Idées Réseaux sociaux et attentats

Pourquoi on pleure plus Bruxelles qu’Ankara

Dès que la nouvelles des attentats de Bruxelles du 22 mars s'est répandue, les réseaux sociaux ont véhiculé la solidarité et la compassion des Européens pour les victimes. Un sentiment sélectif, ont aussitôt reproché certains internautes, citant en exemple les récents attentats en Turquie.

Publié le 23 mars 2016 à 22:19

Sur les réseaux sociaux, le dessin de Plantu (détourné ici par Chemin de Fer) a été un des plus partagés. Très rapidement, des messages de soutien ému ont fleuri sur Facebook. Est arrivée aussi une autre réaction : celle reprochant aux internautes leur tristesse ou indignation sélective, suivant que les attentats aient eu lieu à Bruxelles ou Istanbul. Cela est logique, les internautes européens se sentent plus proches des Belges que des Turcs.

"Vous pleurez pour les Belges mais n'avez rien dit pour les Turcs qui ont subi quatre attentats depuis octobre 2015". Voilà ce qu'on pouvait lire sur les réseaux sociaux. Cette remarque acerbe n'est pas dénuée de bon sens. Les terroristes de Daesh attaquent autant l'Afrique ou la Turquie que l'Europe. Tout ce qui ne leur est pas inféodé revient à être leur ennemi. Cependant l'émotion n'est pas de même niveau entre les attentats dans ces pays et ceux ayant eu lieu à Paris, Bruxelles ou Copenhague.

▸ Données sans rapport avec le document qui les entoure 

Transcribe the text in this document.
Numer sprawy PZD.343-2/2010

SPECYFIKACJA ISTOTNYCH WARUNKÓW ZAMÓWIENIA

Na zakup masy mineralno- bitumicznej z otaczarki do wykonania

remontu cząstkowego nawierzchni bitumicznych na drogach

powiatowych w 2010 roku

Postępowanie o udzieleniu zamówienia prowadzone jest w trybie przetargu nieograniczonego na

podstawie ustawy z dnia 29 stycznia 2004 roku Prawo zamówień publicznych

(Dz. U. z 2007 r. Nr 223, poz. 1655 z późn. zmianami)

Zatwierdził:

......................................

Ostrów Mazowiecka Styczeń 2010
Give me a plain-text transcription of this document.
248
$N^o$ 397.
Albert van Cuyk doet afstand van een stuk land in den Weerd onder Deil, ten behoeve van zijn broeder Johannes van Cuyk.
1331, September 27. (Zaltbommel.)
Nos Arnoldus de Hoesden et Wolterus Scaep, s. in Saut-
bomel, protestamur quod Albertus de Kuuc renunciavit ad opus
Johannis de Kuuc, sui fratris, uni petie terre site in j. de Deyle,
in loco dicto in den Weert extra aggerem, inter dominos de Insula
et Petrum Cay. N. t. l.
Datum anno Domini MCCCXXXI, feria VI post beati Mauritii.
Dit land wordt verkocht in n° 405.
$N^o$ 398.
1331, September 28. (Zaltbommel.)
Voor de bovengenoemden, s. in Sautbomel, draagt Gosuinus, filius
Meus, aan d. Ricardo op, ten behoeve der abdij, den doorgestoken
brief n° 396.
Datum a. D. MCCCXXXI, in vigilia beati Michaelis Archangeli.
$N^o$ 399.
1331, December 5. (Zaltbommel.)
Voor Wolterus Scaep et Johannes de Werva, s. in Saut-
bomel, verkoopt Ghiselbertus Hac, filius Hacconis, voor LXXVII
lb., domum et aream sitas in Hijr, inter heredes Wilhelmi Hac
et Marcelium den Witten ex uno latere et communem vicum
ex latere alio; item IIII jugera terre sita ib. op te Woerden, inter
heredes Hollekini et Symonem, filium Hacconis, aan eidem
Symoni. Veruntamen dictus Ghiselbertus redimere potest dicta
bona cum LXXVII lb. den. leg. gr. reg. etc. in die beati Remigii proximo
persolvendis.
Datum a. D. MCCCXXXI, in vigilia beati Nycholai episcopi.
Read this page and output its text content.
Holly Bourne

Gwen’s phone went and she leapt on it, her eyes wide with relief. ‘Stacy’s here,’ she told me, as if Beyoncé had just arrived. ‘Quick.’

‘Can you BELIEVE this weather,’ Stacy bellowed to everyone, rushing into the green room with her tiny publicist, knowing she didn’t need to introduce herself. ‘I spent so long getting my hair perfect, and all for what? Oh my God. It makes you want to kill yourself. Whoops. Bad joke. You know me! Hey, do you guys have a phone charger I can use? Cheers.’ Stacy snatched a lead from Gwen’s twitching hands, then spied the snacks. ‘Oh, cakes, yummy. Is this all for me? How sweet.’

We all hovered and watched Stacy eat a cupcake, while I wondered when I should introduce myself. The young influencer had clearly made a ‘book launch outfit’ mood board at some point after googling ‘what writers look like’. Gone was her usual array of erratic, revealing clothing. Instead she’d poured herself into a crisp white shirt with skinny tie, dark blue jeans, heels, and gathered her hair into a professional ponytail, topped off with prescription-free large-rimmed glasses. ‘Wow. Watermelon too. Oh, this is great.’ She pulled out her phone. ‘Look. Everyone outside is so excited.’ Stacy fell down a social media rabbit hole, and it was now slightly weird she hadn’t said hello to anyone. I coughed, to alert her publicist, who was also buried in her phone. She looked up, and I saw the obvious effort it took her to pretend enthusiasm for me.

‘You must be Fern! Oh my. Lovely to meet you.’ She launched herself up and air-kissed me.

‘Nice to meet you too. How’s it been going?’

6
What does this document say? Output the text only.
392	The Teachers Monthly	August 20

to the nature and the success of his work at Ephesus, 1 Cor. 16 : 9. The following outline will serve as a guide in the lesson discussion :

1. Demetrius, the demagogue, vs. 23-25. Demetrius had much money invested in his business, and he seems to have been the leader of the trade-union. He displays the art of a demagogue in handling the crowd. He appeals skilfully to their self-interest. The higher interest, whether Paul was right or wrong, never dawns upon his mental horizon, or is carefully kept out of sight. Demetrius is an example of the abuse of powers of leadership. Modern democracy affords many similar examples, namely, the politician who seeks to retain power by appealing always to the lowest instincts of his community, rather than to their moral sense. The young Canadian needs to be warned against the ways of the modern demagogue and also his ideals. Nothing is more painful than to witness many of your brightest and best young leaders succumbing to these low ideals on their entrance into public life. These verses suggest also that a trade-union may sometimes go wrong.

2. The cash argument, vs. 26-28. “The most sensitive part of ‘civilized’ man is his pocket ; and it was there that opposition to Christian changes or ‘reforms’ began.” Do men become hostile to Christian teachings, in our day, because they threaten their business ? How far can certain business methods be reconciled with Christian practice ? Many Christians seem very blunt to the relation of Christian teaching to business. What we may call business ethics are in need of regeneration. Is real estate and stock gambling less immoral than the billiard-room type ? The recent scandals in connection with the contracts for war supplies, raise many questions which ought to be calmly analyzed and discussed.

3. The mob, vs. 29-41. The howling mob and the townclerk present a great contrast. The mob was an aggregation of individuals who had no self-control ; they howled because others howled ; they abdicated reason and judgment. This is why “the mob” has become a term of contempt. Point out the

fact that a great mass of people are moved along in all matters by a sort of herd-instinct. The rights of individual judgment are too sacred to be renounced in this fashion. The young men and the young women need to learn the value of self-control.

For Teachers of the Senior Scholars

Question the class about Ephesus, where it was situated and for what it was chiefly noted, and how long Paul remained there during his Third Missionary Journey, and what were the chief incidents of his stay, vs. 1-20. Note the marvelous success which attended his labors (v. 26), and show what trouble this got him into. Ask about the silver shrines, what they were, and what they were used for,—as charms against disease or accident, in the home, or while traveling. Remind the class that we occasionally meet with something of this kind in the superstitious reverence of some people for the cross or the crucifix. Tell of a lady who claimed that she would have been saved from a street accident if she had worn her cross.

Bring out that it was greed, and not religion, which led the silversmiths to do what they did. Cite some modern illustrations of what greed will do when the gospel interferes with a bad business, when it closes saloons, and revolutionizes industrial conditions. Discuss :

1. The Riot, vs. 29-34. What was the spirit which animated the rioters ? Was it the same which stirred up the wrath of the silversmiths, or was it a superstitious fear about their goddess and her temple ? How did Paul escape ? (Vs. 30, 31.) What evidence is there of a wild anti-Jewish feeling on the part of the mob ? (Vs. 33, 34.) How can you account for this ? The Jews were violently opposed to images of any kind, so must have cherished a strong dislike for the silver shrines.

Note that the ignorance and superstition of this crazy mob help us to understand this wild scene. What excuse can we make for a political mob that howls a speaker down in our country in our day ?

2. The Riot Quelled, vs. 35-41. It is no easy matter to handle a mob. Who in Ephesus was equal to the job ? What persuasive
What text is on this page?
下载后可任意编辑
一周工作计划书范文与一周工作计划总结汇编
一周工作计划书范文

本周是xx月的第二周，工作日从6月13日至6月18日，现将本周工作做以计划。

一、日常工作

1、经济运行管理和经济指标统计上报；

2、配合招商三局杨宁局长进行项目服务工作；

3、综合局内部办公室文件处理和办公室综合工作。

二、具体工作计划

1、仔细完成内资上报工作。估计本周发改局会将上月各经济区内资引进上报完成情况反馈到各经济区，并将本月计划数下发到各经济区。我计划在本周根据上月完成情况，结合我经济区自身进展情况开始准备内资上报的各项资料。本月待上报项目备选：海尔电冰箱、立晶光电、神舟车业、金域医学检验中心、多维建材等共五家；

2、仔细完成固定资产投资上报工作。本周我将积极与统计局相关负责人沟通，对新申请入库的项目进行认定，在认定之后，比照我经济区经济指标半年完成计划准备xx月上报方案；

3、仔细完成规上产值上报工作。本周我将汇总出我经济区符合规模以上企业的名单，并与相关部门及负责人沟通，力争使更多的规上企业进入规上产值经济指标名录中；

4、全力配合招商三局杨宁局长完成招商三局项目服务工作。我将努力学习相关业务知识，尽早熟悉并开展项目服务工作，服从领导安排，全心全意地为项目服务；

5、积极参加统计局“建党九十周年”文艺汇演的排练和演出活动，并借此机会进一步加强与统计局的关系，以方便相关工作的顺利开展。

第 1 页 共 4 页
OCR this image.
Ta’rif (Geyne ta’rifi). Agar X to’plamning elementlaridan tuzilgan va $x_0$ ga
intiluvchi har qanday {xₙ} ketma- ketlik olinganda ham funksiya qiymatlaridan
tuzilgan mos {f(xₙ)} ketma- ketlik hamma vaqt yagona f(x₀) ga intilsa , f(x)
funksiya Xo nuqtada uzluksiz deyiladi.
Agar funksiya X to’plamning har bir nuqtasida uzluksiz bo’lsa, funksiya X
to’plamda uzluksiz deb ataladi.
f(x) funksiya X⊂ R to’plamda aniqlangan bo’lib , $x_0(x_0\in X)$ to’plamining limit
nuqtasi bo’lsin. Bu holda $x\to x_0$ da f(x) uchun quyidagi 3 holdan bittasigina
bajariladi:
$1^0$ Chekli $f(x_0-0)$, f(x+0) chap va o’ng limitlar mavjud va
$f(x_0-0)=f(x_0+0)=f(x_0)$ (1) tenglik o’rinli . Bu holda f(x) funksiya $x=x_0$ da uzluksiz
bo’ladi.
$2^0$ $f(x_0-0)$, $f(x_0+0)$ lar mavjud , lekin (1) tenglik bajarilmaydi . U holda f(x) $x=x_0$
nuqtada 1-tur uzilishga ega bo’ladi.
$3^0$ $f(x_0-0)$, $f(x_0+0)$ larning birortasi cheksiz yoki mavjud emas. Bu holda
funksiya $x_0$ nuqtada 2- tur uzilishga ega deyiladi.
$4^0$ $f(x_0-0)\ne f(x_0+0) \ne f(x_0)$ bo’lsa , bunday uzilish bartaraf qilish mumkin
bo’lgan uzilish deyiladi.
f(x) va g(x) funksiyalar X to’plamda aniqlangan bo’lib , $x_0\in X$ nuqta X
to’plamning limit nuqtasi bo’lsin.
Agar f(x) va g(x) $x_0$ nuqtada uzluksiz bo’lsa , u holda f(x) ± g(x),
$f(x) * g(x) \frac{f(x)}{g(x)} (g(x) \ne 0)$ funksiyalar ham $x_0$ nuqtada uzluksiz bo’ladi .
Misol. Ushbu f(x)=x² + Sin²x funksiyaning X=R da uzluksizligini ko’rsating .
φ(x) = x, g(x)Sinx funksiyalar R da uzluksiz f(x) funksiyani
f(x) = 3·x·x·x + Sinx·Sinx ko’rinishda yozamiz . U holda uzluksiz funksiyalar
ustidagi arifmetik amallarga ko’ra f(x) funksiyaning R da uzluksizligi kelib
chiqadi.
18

Une première lecture pourrait amener à penser que les Européens sont plus sensibles aux victimes "blanches" des attentats. Cette théorie séduira ceux faisant de la question raciale et communautaire le cœur du débat politique. Cependant, il n'en est rien. Sur les terrasses dévastées de Paris en novembre 2015, la jeunesse visée était autant noire que beure ou blanche. Les terroristes n'ont pas fait de différence. Sinon, ils auraient visé les quartiers chics de la capitale française, dans l'ouest de la ville. Or ils ont délibérément visé le quartier populaire et festif parisien. C'est ça qui a tellement heurté de par le monde et particulièrement en Europe.

Alors pourquoi avoir eu tant de réactions pour Paris et Bruxelles et tellement moins par exemple pour la ville touristique de Grand-Bassam en Côte d'Ivoire ? Parce que les Européens ont eu l'impression que ce qu'il se passe à Paris et à Bruxelles, c'est comme si cela se passait chez eux. Ceci est humain, même si nous devrions tous réagir de la même manière à une victime de terrorisme, quelque soit son pays, dans un monde idéal.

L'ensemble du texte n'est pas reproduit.